Больше всего Перфильева возмущало, что отец, казалось, окончательно смирился со своей посредственностью, даже оправдывал ее, подводил под нее теоретическую базу. «Знаешь, что сказал по этому поводу один известный писатель? — поучал он сына. — Этот писатель сказал: без молока не бывает сливок. Писатели вроде меня и есть то самое молоко, на котором, в конечном счете, настаиваются сливки».
Перфильев-младший скептически усмехался. Отец начинал сердиться, заметив эту скептическую усмешку, и доказывал, что совесть его чиста, что он честно выполнил все, что было в его силах, что было дано ему от природы, и что книги его — это тоже пусть малый, но все же кирпичик в общем здании человеческой культуры. «Следовательно, я оправдал свое предназначение», — говорил он.
— Ой ли? — насмешливо отзывался Толя Перфильев. — Не самообман ли это? Не самообольщение ли?
Его раздражало, что, слишком много разглагольствуя о своей работе, о необходимости каждодневного труда — ни дня без строчки! — отец работал вяло, лениво, неохотно. И как-то небрежно, что ли. Жизнь его, да и жизнь всей семьи, так как мать Перфильева целиком подчинила себя мужу, была неорганизованной, сумбурной, растрепанной.
И, вероятно, та привычка к организованности, к обязательности, даже педантичность, которая рано проявилась в натуре Перфильева-младшего, была своего рода реакцией на раздражавшую его жизнь взрослых, явилась как бы протестом, вызовом, брошенным им родителям. Кроме того, наверно, неутоленное, загнанное вглубь отцовское честолюбие все-таки передалось ему и подхлестывало, заставляло работать. Отца своего Перфильев не любил и, чем старше становился, тем с большей насмешливостью относился к нему.

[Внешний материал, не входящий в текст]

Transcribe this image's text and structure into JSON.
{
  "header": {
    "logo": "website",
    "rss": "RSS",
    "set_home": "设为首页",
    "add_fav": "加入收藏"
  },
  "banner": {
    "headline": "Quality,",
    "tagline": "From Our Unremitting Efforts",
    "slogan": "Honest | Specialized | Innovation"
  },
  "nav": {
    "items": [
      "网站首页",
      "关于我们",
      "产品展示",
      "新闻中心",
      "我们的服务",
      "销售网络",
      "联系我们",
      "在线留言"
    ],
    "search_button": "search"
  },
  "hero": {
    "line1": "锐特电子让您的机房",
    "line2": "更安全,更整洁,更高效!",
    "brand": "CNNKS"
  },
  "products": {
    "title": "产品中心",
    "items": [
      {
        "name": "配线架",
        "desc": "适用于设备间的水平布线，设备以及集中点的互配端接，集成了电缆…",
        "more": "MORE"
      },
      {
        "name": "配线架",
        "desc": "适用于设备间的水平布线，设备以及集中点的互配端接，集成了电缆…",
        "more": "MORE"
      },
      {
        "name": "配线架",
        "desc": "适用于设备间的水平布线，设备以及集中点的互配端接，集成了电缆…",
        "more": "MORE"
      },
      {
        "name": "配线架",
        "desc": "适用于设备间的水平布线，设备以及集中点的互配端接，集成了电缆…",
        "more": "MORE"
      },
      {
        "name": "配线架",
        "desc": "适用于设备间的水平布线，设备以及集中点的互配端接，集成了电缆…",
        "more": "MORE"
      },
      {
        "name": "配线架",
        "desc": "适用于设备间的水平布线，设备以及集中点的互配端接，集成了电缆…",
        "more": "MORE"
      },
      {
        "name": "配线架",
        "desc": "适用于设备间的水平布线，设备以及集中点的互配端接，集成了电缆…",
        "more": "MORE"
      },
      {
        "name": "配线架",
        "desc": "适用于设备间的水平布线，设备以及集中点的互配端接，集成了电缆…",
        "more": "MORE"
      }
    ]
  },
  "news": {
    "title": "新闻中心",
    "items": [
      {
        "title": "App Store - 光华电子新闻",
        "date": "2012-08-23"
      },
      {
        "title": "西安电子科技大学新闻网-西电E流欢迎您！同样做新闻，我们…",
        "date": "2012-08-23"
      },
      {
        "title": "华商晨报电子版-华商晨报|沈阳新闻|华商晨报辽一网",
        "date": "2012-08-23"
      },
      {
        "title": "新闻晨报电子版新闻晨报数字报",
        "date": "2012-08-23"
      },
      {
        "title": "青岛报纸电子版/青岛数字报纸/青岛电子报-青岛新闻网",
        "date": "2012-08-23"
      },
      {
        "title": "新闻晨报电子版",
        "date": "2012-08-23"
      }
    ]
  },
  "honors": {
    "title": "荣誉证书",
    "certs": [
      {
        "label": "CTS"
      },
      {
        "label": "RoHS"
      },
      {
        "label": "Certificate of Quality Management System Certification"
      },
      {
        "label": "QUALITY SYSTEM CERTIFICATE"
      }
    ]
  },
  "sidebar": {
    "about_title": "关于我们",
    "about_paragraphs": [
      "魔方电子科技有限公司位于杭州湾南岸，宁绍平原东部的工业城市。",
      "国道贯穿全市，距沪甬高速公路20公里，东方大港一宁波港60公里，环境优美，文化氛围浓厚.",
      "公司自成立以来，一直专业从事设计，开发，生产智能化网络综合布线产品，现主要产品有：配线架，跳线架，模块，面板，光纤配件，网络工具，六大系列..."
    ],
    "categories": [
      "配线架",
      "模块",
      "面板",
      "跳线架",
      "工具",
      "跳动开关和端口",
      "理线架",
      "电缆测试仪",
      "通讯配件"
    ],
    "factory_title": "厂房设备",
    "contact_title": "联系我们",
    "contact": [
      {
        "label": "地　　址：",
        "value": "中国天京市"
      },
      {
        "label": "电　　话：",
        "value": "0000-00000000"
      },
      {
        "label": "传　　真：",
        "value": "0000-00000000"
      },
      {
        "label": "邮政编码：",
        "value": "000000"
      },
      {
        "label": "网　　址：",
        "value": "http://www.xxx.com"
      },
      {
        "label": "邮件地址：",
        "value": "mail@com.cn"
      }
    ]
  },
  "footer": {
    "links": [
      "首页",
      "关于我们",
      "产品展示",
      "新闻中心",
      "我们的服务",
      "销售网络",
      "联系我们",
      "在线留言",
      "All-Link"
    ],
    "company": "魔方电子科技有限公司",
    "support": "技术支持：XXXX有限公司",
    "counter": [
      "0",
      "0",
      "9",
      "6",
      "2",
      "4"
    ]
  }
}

И, уже будучи студентом университета, оттого-то, пожалуй, так сразу и безоглядно и привязался Перфильев к Архипову, что угадал в этом человеке все те черты сильной, яркой натуры, которые мечтал видеть в собственном отце. Он был счастлив, когда убедился, что Архипов выделяет его из числа других студентов. Перфильев тогда занимался в научном студенческом кружке — тайны молекулярной биологии только-только начинали приоткрываться перед ним. Дня занятий он всякий раз ждал, как праздника. Он старался ни слова не упустить из того, что говорил Архипов, и потом уже, поздно вечером, вернувшись домой, садился за тетрадь и по памяти восстанавливал, заносил на ее страницы мысли, высказанные Архиповым. Из него мог бы получиться неплохой биограф Архипова. Вели ему тогда Иван Дмитриевич портфель за собой носить, и носил бы, еще за счастье считал бы, еще гордился бы этим! Такое у него тогда состояние было.